In a paper published in 1993, Richman and Rickman  had concluded that ‘transmission of HIV through human bites is biologically possible but remains epidemiologically insignificant, and as yet, not well documented’ .
We report a case of a child, who at the age of 3 years was bitten on the middle finger of her left hand by her father in September 2000, causing bleeding at the site. He had multiple sex partners in the past and had a history of dental caries and bleeding gums for years. He was known to have diabetes. He was first discovered to be HIV-antibody positive in June 2004, 3 years after the bite. His CD4 cell count was 4 cells/μl.

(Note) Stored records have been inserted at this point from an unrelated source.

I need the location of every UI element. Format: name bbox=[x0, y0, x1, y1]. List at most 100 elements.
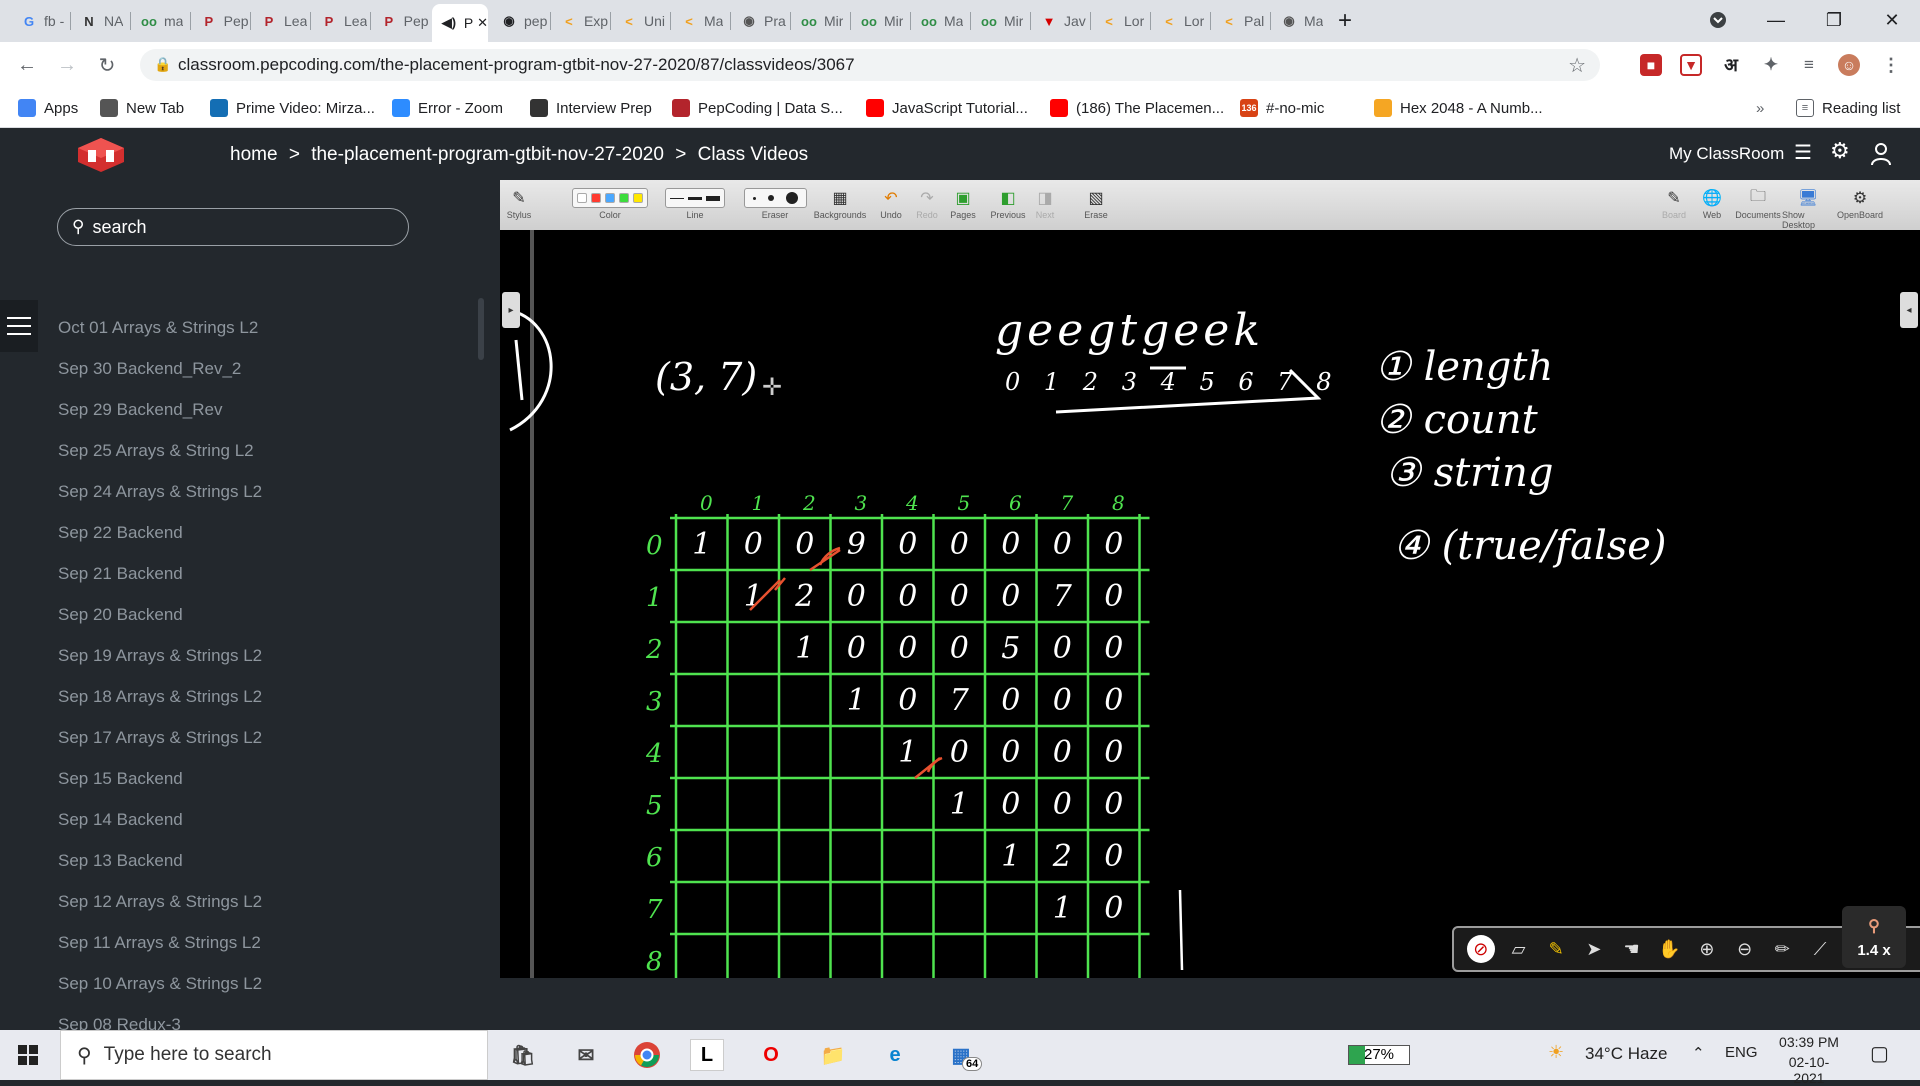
sidebar-video-item[interactable]: Sep 20 Backend bbox=[58, 605, 183, 625]
extension-shield-icon[interactable]: ■ bbox=[1640, 54, 1662, 76]
bookmark-item[interactable]: Apps bbox=[18, 97, 78, 119]
color-swatch[interactable] bbox=[605, 193, 615, 203]
tab[interactable]: ◀) P ✕ bbox=[432, 4, 488, 42]
color-swatch[interactable] bbox=[591, 193, 601, 203]
hamburger-menu-icon[interactable] bbox=[0, 300, 38, 352]
hand-tool-icon[interactable]: ✋ bbox=[1655, 935, 1683, 963]
toolbar-show-desktop-button[interactable]: 🖥 Show Desktop bbox=[1782, 186, 1834, 230]
tab[interactable]: ◉ pep bbox=[492, 6, 548, 36]
sidebar-video-item[interactable]: Sep 12 Arrays & Strings L2 bbox=[58, 892, 262, 912]
toolbar-line-button[interactable]: Line bbox=[650, 186, 740, 220]
tab[interactable]: oo Mir bbox=[972, 6, 1028, 36]
my-classroom-link[interactable]: My ClassRoom bbox=[1669, 144, 1784, 164]
chrome-icon[interactable] bbox=[630, 1039, 664, 1071]
bookmark-star-icon[interactable]: ☆ bbox=[1568, 53, 1586, 78]
eraser-tool-icon[interactable]: ▱ bbox=[1505, 935, 1533, 963]
sidebar-video-item[interactable]: Sep 21 Backend bbox=[58, 564, 183, 584]
tab[interactable]: oo ma bbox=[132, 6, 188, 36]
toolbar-next-button[interactable]: ◨ Next bbox=[1030, 186, 1060, 220]
sidebar-video-item[interactable]: Sep 18 Arrays & Strings L2 bbox=[58, 687, 262, 707]
video-search-input[interactable]: ⚲ search bbox=[57, 208, 409, 246]
tab[interactable]: < Exp bbox=[552, 6, 608, 36]
bookmark-item[interactable]: PepCoding | Data S... bbox=[672, 97, 843, 119]
pepcoding-logo[interactable] bbox=[76, 136, 126, 174]
sidebar-video-item[interactable]: Sep 10 Arrays & Strings L2 bbox=[58, 974, 262, 994]
tray-overflow-icon[interactable]: ⌃ bbox=[1692, 1044, 1705, 1062]
color-swatch[interactable] bbox=[619, 193, 629, 203]
notification-icon[interactable]: ▢ bbox=[1870, 1041, 1889, 1066]
toolbar-board-button[interactable]: ✎ Board bbox=[1656, 186, 1692, 220]
tab[interactable]: oo Ma bbox=[912, 6, 968, 36]
toolbar-erase-button[interactable]: ▧ Erase bbox=[1076, 186, 1116, 220]
line-width-option[interactable] bbox=[706, 195, 720, 201]
minimize-icon[interactable]: — bbox=[1748, 0, 1804, 40]
toolbar-openboard-button[interactable]: ⚙ OpenBoard bbox=[1834, 186, 1886, 220]
bookmark-item[interactable]: Hex 2048 - A Numb... bbox=[1374, 97, 1543, 119]
sidebar-video-item[interactable]: Sep 25 Arrays & String L2 bbox=[58, 441, 254, 461]
battery-indicator[interactable]: 27% bbox=[1348, 1045, 1410, 1065]
clock[interactable]: 03:39 PM 02-10-2021 bbox=[1776, 1034, 1842, 1086]
media-queue-icon[interactable]: ≡ bbox=[1798, 54, 1820, 76]
app-with-badge-icon[interactable]: ▦ 64 bbox=[944, 1039, 983, 1071]
breadcrumb-class-videos[interactable]: Class Videos bbox=[698, 144, 809, 165]
tab[interactable]: P Lea bbox=[312, 6, 368, 36]
store-icon[interactable]: 🛍 bbox=[506, 1039, 540, 1071]
sidebar-video-item[interactable]: Sep 14 Backend bbox=[58, 810, 183, 830]
tab[interactable]: < Ma bbox=[672, 6, 728, 36]
close-tab-icon[interactable]: ✕ bbox=[477, 15, 488, 31]
taskbar-search[interactable]: ⚲ Type here to search bbox=[60, 1030, 488, 1080]
toolbar-undo-button[interactable]: ↶ Undo bbox=[876, 186, 906, 220]
tab[interactable]: < Uni bbox=[612, 6, 668, 36]
profile-avatar[interactable]: ☺ bbox=[1838, 54, 1860, 76]
toolbar-documents-button[interactable]: 🗀 Documents bbox=[1734, 186, 1782, 221]
file-explorer-icon[interactable]: 📁 bbox=[816, 1039, 850, 1071]
tab[interactable]: < Lor bbox=[1152, 6, 1208, 36]
line-tool-icon[interactable]: ⟋ bbox=[1806, 935, 1834, 963]
toolbar-previous-button[interactable]: ◧ Previous bbox=[990, 186, 1026, 220]
tab[interactable]: P Pep bbox=[192, 6, 248, 36]
tab[interactable]: ◉ Pra bbox=[732, 6, 788, 36]
close-window-icon[interactable]: ✕ bbox=[1864, 0, 1920, 40]
tab[interactable]: Gfb - bbox=[12, 6, 68, 36]
tab[interactable]: ▼ Jav bbox=[1032, 6, 1088, 36]
toolbar-pages-button[interactable]: ▣ Pages bbox=[946, 186, 980, 220]
address-bar[interactable]: 🔒 classroom.pepcoding.com/the-placement-… bbox=[140, 49, 1600, 81]
interact-tool-icon[interactable]: ☚ bbox=[1618, 935, 1646, 963]
tab[interactable]: < Lor bbox=[1092, 6, 1148, 36]
toolbar-web-button[interactable]: 🌐 Web bbox=[1694, 186, 1730, 220]
language-indicator[interactable]: ENG bbox=[1725, 1044, 1758, 1061]
sidebar-scrollbar[interactable] bbox=[478, 298, 484, 360]
reading-list-button[interactable]: ≡ Reading list bbox=[1796, 97, 1900, 119]
reload-icon[interactable]: ↻ bbox=[92, 50, 122, 80]
video-player[interactable]: ✎ Stylus Color Line Eraser ▦ Backgrounds ↶ Undo ↷… bbox=[500, 180, 1920, 978]
eraser-size-option[interactable] bbox=[785, 192, 798, 204]
bookmark-item[interactable]: Error - Zoom bbox=[392, 97, 503, 119]
breadcrumb-home[interactable]: home bbox=[230, 144, 278, 165]
bookmark-item[interactable]: Prime Video: Mirza... bbox=[210, 97, 375, 119]
sidebar-video-item[interactable]: Sep 22 Backend bbox=[58, 523, 183, 543]
pen-tool-icon[interactable]: ⊘ bbox=[1466, 935, 1495, 963]
tab[interactable]: ◉ Ma bbox=[1272, 6, 1328, 36]
restore-icon[interactable]: ❐ bbox=[1806, 0, 1862, 40]
sidebar-video-item[interactable]: Oct 01 Arrays & Strings L2 bbox=[58, 318, 258, 338]
user-profile-icon[interactable] bbox=[1870, 142, 1892, 166]
sidebar-video-item[interactable]: Sep 15 Backend bbox=[58, 769, 183, 789]
marker-tool-icon[interactable]: ✎ bbox=[1542, 935, 1570, 963]
new-tab-button[interactable]: + bbox=[1338, 6, 1352, 36]
opera-icon[interactable]: O bbox=[754, 1039, 788, 1071]
sidebar-video-item[interactable]: Sep 30 Backend_Rev_2 bbox=[58, 359, 241, 379]
tab[interactable]: N NA bbox=[72, 6, 128, 36]
back-icon[interactable]: ← bbox=[12, 50, 42, 80]
tab[interactable]: P Lea bbox=[252, 6, 308, 36]
eraser-size-option[interactable] bbox=[767, 195, 774, 201]
breadcrumb-course[interactable]: the-placement-program-gtbit-nov-27-2020 bbox=[311, 144, 664, 165]
tab[interactable]: oo Mir bbox=[792, 6, 848, 36]
bookmark-item[interactable]: Interview Prep bbox=[530, 97, 652, 119]
color-swatch[interactable] bbox=[577, 193, 587, 203]
toolbar-backgrounds-button[interactable]: ▦ Backgrounds bbox=[812, 186, 868, 220]
tab-search-icon[interactable] bbox=[1690, 0, 1746, 40]
bookmark-item[interactable]: JavaScript Tutorial... bbox=[866, 97, 1028, 119]
color-swatch[interactable] bbox=[633, 193, 643, 203]
bookmark-item[interactable]: New Tab bbox=[100, 97, 184, 119]
settings-gear-icon[interactable]: ⚙ bbox=[1830, 138, 1850, 164]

No viral load assay was done. He died on 17 September 2004.
The child's mother was HIV-antibody negative when tested in June 2004. Sexual intercourse had been infrequent over the past 7 years because he was impotent as a result of his diabetes. Recalling the incident of the bite, the young child was brought by the mother to the clinic of the Medical Research Centre, Port of Spain, Trinidad, for testing. Her HIV antibody assay was positive by enzyme-linked immunosorbent assay and Western blot, her viral load was 20 909 copies/ml and her CD4 cell percentage was 23%. There was no history of sexual abuse or blood transfusion. The cause of the child's infection is believed to be a direct result of the bite from her father.
The first suggestion that the transmission of HIV by a human bite was biologically possible was in a paper by Wahn et al.  from Dusseldorf in 1986, who reported that a young child had died of AIDS at one year of age. There were no risk factors for the child's infection other than a bite on his forearm by his younger HIV-positive brother approximately 6 months before he died. It was suggested that the likely route of virus transmission was the bite from the seropositive younger brother.
In August 1987, there was a brief case report of a 26-year-old healthcare worker with no risk factors for HIV infection, who in early 1985 had a fight with her sister, an HIV-positive intravenous drugs abuser since 1980. During the fight, which caused bleeding in the mouth, she was bitten on the leg by her HIV-positive sister. Stored sera from the bitten sister was found to be HIV-antibody seronegative on 10 August 1983 (before the fight), but she was discovered to be seropositive on 12 January 1987. It was believed that the most likely route of her infection was the bite from her sister .
In 1996, Vidmar et al.  reported the case of a 47-year-old man, who, during late-stage HIV infection with a high HIV-RNA count, had a grand mal seizure in May 1995. A neighbour was bitten when placing his fingers in the man's mouth trying to prevent obstruction of his airway. The bite resulted in a small crack and a shallow wound on the left index fingernail. There was blood in the epileptic patient's saliva from a bite wound on his tongue as a result of the seizure. He died 13 days after the incident. Serum taken from the bitten man on the day of the incident was negative for HIV antibodies, p24 antigen and HIV RNA. However, he seroconverted 54 days after the incident.
Andreo et al.  in 2004 reported a case of an HIV-positive 31-year-old man who bit his mother on her hand during a seizure in November 1999. Blood was present in his mouth at the time of the bite, and the mother needed a suture in her hand. She was a 59-year-old widow who had had no sexual intercourse for the past 10 years. Forty days after the bite, she was found to be HIV positive by enzyme-linked immunosorbent assay and Western blot. A sensitive/less sensitive immunoassay of the blood sample confirmed a recent infection with HIV .
Apart from the brief case report of 1987 , which gave no indication of the stage of infection of the source patient, all the other transmissions of HIV from human bites were from patients in late-stage disease [8,9].